Я согласился. Разговор был закончен, и ободрять или утешать Вацловаса казалось глупым и бессмысленным. По инерции еще осведомился:
— И ты не собираешься ничего делать?
— Почему? Я ищу подходящее место.
Развернулся и пошел прочь. Узкоплечий, со слегка
сгорбленной спиной, обозленный на весь свет.
А почему такое не могло случиться со мной? Только оттого, что я крикун и у меня побольше амбиций? Вот еще один побредет по земле с осколком в сердце, получив отвратительный жизненный урок, и кто знает, как отзовется все это в нем позже, когда, скажем, Вацловас сделается каким-нибудь руководителем или начальником. А я не сомневаюсь, что его способности не останутся незамеченными.
Приостановился возле дверей кабинета Эдмундаса, рука сама потянулась постучаться, однако состроил веселую дерзкую улыбку и вошел без стука.
Эдмундас сидел за столом без пиджака, в жилете, вопросительно и холодно блеснули очки, потом потянулся, хрустя суставами, и спросил:
— Кофе хочешь? Только что сварил.
— С удовольствием.— Я присел рядом, беззаботно откинувшись на спинку стула.— Послушай,— будто неожиданно вспомнив, ударил себя по колену,— может, кликнуть Вацловаса, вместе бы потрепались?
— О чем?— сощурился Эдмундас.
— О спорте, о женщинах...— пожал плечами.— Не обязательно о делах.
Эдмундас налил две чашечки крепкого кофе и долго, не говоря ни слова, размешивал ложечкой сахар.
— Ты многого не знаешь, Юстас. Вацловас уже не тот, что прежде. Утратил темп, напористость, превратился в настоящего брюзгу. Копошится, возится.
— Очевидно, тому есть причины. Может, их и следовало выяснить, усевшись всем вместе?
— В адвокаты нанялся? — расхохотался Эдмундас.— Ничего не выйдет, дорогой. Вацловас уверен, что его не оценили по достоинству, и злится на весь мир. Ты его сюда и батогом не загонишь.
— Кажется, будто ты его вообще решил прогнать. Разумеется, он уйдет и сам без понуканий. Скажи только — почему?! Ты же прекрасно знаешь, чего он стоит. Ведь это настоящий ученый! Такие руководят институтами.
— Пусть себе руководит на здоровье. Здесь завод, а не институт.
Обжигая горло, отпил несколько глотков кофе и бросил как бы между прочим:
— А может, боишься... за свой стул? Видишь в нем потенциального соперника?
— Да пошел ты, тоже мне заступник! Из него такой же руководитель и организатор, как из меня космонавт. Признаю — дело свое знает прекрасно, но от других потребовать того же не в состоянии. Пускай себе корпит тихо-мирно, а если не нравится — прошу, скатертью дорога!..
— Но почему ты не даешь ему серьезных заданий? Позволь ему показать себя, мне кажется, больше ему ничего не надо.
Эдмундас подскочил:
— Послушай, ты, правдоискатель! Чего ты лезешь не в свои дела? Какой черт тебя носит? Не смей больше появляться на моей территории. Надоело. Исчезни с горизонта. Копайся в своем огороде.

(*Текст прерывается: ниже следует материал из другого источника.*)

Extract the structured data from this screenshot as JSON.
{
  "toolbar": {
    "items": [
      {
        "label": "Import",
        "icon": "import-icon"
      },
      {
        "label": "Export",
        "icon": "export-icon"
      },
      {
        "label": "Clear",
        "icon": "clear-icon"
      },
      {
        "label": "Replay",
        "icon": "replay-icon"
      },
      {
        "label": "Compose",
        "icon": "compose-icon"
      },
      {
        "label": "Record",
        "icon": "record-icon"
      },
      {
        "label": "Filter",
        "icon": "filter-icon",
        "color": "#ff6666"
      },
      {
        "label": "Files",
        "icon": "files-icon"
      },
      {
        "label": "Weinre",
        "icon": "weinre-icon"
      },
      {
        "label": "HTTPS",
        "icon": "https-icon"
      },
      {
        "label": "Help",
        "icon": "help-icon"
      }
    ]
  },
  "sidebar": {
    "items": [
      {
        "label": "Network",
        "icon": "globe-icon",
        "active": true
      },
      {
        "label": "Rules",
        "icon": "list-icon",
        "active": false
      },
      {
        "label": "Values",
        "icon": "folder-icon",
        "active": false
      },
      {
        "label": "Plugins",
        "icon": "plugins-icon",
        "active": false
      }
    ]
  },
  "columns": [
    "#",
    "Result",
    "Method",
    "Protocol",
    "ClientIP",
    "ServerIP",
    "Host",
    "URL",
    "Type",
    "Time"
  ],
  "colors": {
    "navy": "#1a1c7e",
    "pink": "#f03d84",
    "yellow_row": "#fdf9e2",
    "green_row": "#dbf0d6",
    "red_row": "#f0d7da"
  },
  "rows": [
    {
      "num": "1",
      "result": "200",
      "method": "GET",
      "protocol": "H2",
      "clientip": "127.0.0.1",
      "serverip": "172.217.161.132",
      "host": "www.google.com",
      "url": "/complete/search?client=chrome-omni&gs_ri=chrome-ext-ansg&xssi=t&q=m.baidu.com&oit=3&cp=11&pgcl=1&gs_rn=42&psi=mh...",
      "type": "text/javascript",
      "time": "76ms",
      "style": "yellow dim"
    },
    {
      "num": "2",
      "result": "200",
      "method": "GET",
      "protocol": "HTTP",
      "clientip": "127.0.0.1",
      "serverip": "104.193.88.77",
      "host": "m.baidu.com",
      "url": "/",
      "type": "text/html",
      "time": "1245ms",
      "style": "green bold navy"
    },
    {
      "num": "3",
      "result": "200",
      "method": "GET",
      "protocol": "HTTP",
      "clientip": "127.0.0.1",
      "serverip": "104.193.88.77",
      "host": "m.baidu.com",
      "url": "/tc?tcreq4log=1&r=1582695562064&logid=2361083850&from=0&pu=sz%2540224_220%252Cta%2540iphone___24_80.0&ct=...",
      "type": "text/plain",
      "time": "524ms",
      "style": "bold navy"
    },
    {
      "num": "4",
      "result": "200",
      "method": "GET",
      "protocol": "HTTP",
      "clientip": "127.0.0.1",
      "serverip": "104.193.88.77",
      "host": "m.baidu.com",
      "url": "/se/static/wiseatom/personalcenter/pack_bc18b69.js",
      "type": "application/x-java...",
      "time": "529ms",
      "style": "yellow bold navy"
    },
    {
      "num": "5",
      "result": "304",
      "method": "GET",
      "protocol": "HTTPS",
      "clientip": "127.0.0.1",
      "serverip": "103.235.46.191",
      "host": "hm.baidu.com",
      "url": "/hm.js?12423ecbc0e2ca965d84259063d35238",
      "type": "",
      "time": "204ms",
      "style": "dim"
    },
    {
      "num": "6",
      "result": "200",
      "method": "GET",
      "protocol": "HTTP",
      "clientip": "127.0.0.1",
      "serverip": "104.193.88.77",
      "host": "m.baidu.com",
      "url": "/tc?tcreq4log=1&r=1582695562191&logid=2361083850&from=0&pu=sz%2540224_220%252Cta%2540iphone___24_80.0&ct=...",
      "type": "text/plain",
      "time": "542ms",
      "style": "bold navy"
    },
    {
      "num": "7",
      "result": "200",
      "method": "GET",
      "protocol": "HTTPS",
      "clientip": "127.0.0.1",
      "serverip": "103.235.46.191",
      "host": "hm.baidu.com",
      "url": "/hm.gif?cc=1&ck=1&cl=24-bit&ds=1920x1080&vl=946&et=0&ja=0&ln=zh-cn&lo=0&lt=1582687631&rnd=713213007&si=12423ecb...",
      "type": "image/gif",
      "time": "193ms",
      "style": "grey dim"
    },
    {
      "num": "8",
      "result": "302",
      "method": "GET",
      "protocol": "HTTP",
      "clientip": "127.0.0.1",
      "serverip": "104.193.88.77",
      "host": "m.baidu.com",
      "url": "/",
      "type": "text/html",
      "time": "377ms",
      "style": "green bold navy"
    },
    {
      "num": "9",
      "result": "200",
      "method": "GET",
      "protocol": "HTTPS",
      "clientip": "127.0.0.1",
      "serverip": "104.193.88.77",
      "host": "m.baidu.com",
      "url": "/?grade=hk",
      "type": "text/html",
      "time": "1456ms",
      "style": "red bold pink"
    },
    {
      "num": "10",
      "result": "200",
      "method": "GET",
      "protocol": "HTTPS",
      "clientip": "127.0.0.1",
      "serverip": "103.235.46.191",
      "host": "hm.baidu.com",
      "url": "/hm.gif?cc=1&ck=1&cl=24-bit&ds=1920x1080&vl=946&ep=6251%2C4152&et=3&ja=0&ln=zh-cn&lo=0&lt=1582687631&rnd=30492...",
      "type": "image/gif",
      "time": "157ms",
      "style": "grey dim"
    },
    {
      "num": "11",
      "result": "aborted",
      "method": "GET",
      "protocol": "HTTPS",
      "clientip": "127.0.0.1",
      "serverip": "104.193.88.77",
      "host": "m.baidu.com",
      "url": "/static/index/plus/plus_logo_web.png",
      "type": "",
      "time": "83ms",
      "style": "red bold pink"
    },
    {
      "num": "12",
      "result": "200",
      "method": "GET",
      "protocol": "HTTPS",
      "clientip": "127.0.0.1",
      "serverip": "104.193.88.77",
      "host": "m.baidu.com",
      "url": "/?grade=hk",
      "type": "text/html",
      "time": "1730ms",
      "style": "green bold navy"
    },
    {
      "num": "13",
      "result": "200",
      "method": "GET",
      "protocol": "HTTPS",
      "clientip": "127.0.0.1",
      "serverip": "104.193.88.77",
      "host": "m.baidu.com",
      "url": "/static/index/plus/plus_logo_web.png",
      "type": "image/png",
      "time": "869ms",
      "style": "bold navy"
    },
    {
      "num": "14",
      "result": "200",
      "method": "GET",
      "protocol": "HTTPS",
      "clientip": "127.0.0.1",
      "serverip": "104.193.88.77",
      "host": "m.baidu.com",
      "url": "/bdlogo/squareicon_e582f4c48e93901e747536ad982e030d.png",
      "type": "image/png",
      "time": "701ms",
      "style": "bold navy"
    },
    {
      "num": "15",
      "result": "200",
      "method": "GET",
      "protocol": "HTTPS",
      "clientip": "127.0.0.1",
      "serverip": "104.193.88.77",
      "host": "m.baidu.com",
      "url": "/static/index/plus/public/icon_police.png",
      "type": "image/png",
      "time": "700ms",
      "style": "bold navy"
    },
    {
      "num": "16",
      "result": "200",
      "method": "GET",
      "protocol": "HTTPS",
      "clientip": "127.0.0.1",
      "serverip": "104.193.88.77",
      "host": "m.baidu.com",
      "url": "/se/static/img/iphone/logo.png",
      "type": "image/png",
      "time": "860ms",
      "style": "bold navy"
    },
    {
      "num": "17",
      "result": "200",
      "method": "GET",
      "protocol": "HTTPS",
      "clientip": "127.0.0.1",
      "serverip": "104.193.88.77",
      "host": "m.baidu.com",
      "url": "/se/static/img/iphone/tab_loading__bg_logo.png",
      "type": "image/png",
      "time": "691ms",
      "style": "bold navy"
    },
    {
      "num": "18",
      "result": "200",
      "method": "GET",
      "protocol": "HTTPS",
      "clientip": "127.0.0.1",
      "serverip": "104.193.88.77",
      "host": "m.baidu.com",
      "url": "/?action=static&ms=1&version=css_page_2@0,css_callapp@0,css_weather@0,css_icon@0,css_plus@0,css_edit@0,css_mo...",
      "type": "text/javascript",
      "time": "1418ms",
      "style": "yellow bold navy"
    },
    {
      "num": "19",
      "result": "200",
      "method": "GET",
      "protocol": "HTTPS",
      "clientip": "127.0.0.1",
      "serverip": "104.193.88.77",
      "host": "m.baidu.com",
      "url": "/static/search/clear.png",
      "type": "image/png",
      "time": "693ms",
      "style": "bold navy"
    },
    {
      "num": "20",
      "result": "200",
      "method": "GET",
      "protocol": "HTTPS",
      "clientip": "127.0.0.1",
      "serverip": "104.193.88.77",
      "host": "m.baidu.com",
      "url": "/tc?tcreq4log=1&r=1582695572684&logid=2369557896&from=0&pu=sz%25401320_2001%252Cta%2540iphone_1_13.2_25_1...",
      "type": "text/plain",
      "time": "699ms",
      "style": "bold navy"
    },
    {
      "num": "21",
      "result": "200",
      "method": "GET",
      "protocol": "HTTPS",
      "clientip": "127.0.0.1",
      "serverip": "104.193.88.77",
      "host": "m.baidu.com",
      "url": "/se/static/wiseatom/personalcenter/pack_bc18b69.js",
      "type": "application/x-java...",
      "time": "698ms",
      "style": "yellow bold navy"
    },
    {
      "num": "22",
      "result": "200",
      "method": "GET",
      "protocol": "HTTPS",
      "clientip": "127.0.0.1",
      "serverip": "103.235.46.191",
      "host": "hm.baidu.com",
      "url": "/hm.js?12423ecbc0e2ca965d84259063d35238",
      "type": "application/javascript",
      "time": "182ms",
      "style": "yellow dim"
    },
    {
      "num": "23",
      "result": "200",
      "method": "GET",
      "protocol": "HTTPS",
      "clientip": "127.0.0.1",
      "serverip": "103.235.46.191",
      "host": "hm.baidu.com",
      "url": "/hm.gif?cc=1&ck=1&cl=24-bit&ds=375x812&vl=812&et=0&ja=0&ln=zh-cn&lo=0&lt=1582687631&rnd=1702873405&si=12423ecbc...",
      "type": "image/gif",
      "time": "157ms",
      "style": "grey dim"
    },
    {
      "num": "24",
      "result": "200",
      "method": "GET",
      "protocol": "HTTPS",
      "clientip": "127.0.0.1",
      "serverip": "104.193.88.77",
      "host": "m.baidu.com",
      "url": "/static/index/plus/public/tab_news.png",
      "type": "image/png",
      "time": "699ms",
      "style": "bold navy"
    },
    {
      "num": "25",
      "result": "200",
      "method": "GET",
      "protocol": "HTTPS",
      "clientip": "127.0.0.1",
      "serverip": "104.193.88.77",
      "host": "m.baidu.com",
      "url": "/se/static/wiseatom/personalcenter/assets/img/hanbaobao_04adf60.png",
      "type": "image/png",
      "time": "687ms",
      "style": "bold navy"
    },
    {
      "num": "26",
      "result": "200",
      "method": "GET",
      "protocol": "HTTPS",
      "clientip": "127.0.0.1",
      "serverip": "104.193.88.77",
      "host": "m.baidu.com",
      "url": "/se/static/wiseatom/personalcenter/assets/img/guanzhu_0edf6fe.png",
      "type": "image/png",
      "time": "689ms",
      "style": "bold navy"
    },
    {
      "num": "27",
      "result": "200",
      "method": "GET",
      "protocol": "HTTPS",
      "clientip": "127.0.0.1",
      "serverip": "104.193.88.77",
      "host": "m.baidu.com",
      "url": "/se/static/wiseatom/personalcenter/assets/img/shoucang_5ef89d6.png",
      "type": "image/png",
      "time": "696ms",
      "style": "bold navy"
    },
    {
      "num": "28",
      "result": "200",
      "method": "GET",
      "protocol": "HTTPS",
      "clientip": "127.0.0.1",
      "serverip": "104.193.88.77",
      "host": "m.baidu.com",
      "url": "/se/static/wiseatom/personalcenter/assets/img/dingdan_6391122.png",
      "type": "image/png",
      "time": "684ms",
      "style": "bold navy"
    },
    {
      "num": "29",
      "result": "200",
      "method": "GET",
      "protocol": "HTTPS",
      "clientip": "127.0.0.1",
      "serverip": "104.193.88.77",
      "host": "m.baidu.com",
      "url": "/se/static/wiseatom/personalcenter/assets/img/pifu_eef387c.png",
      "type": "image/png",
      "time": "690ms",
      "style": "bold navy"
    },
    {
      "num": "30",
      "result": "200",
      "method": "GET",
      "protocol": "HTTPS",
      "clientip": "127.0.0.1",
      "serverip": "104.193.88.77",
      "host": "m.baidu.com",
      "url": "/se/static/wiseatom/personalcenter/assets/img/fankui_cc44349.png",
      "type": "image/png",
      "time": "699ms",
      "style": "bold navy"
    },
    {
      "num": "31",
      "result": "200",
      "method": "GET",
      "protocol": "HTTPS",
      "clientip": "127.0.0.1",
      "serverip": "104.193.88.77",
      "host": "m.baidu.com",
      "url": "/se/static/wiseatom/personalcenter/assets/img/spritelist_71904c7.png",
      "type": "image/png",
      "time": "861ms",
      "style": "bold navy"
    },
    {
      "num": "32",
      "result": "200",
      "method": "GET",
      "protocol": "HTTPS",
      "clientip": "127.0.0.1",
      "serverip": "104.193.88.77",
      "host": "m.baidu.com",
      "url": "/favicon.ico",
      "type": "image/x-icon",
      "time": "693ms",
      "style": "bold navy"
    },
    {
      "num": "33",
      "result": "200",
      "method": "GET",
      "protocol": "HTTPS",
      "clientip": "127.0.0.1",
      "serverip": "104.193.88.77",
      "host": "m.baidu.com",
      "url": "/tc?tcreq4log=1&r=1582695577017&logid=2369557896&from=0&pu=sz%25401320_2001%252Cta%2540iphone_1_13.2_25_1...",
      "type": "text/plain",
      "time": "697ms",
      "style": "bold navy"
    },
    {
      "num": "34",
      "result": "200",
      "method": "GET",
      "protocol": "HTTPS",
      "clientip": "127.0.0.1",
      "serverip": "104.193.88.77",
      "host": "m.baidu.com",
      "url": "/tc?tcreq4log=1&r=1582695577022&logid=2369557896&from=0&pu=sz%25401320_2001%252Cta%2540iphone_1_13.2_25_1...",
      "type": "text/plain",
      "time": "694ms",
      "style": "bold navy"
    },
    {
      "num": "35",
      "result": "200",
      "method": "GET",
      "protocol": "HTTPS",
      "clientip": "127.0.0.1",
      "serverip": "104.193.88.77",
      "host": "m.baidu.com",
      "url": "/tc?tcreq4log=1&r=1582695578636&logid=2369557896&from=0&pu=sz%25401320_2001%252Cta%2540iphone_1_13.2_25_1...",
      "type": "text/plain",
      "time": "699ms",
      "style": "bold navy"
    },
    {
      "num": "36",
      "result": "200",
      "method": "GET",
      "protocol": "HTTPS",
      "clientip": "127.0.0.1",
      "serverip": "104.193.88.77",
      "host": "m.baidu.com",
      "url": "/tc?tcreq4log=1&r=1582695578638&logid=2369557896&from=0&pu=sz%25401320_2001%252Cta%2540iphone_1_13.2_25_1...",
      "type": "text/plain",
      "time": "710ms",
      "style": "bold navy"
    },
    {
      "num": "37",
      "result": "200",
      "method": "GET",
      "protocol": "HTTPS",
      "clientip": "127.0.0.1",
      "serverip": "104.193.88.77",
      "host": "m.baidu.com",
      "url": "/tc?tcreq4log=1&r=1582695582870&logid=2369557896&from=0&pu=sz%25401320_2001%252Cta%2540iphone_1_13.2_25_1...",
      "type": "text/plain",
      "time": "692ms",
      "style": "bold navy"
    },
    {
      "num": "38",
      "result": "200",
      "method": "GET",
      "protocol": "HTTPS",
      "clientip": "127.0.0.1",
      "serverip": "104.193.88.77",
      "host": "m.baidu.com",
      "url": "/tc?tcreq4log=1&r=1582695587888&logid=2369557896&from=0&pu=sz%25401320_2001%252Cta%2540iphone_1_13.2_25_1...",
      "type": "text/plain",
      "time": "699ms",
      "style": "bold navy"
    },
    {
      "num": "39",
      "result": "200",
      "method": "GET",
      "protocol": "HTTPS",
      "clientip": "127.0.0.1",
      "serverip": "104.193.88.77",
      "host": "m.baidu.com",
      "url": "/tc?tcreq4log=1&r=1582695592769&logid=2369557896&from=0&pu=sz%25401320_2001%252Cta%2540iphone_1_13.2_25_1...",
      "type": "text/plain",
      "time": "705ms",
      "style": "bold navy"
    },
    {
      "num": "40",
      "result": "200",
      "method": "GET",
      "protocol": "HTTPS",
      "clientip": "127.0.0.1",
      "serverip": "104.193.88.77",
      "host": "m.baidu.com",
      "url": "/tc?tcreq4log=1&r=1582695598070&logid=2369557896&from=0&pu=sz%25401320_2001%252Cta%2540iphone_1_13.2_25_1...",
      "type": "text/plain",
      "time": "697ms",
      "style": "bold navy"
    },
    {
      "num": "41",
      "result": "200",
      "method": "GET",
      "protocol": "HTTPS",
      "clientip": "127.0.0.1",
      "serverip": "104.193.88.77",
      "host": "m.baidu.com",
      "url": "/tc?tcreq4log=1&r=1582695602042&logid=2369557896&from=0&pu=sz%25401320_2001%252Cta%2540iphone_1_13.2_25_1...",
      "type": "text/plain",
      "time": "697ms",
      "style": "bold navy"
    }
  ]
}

— Это не только дело Вацловаса.— Я долго приберегал этот козырь, зная, что Эдмундас достаточно чуток.— Ты предаешь свою юность, становишься человеком с двойным дном. А человек, предавший свою юность, потом легко предает и все другое.
Лицо Эдмундаса приняло серый оттенок, как будто я состарил его своими словами лет на десять — двадцать. Долго и старательно поправлял узел галстука, одергивал рукава рубашки, чуть подумав, надел пиджак, застегнул на все пуговицы.
— Думаю, отныне нам будет неприятно видеть друг друга.
Уходя, вспомнил, что Эдмундас когда-то любил играть на скрипке. Интересно, играет ли еще? Скорее всего, нет. Скрипка не позволила бы Эдмундасу так слепо уверовать в собственное право манипулировать людьми, регламентировать их способности и активность. А что касается Вацловаса — грустно. Видно, всерьез решил. Грустно и потому, что рвутся узы старой дружбы.